1988, 345 p
I hadn’t heard of this book at all, although I’ve read several of Janette Turner Hospital’s books previously (see here and here for reviews). It was written in 1988 which is, after all, quite some time ago, and was included in the New York Times Book Review‘s fifty most notable novels of 1988. It was long-listed for the Booker Prize, and shortlisted for the Miles Franklin, the Banjo and the Adelaide Festival National Fiction Awards.

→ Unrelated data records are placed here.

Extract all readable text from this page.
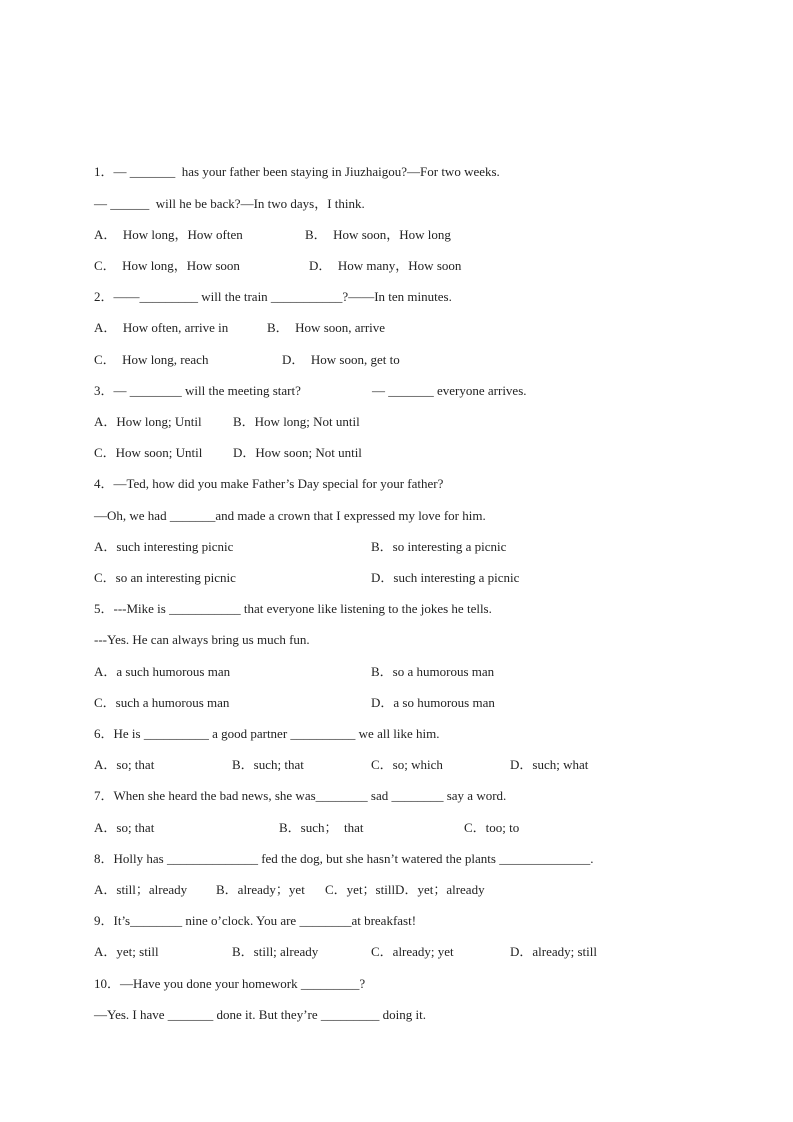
1．— _______  has your father been staying in Jiuzhaigou?—For two weeks.
— ______  will he be back?—In two days，I think.
A．  How long，How often	B．  How soon，How long
C．  How long，How soon	D．  How many，How soon
2．——_________ will the train ___________?——In ten minutes.
A．  How often, arrive in	B．  How soon, arrive
C．  How long, reach	D．  How soon, get to
3．— ________ will the meeting start?	— _______ everyone arrives.
A．How long; Until B．How long; Not until
C．How soon; Until D．How soon; Not until
4．—Ted, how did you make Father’s Day special for your father?
—Oh, we had _______and made a crown that I expressed my love for him.
A．such interesting picnic	B．so interesting a picnic
C．so an interesting picnic	D．such interesting a picnic
5．---Mike is ___________ that everyone like listening to the jokes he tells.
---Yes. He can always bring us much fun.
A．a such humorous man	B．so a humorous man
C．such a humorous man	D．a so humorous man
6．He is __________ a good partner __________ we all like him.
A．so; that	B．such; that	C．so; which	D．such; what
7．When she heard the bad news, she was________ sad ________ say a word.
A．so; that	B．such；  that	C．too; to
8．Holly has ______________ fed the dog, but she hasn’t watered the plants ______________.
A．still；already B．already；yet C．yet；stillD．yet；already
9．It’s________ nine o’clock. You are ________at breakfast!
A．yet; still	B．still; already	C．already; yet	D．already; still
10．—Have you done your homework _________?
—Yes. I have _______ done it. But they’re _________ doing it.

Stripped back to its bare bones, it’s the story of a rather lecherous Canadian university lecturer in physics, Koenig, who embarks on a relationship with a young student who, between bouts of frantic and sweaty lovemaking, regales him with stories of her search for her father and her unconventional mother. The stories distract Koenig from his own woes about his wife’s breakdown, the end of his marriage and his son’s conversion to the Moonies.
That’s the simple version. It’s also a riff on Scheharazade, story-telling and truth. It’s all a bit contrived: we have the rather twee twist on ‘Charade’ as the young student’s name. Add to this some rather laboured complications of physics and the uncertainty principle. Hence we have Bea, her mother, or ‘B’ (as in the B-narrative) and Kay, her ‘aunt’ (as in K, the symbol for constant value in physics), Nicholas Truman (true-man) and the mysterious Verity.
It’s not an easy book, and I very nearly abandoned it after Part I. But just at that point, either it improved or I succumbed to it, and I’m glad that I did. As a reader, you have to tolerate leaps between the frame story and flashbacks, and to have one story immediately contradicted by an alternate story. At this point, you just have to hold on and trust Turner Hospital that she’s going to hold it all together- and she does, largely.
I could have done without all the physics, which nearly tipped me over the edge. There are elements of this book that she repeats in later work (looking for lost parents; mobility and dislocation; the Queensland setting; bohemianism etc) and I think that she has become more refined and controlled in her writing over the decades. But the book is worth persevering with, and is a satisfying read as you reach the end. The word ‘virtuoso’ is often used to describe her work and it’s apposite: she flies high and takes risks. It’s exhilarating, but not comfortable.
Posted to the Australian Women Writers challenge site as surely my final contribution for the year!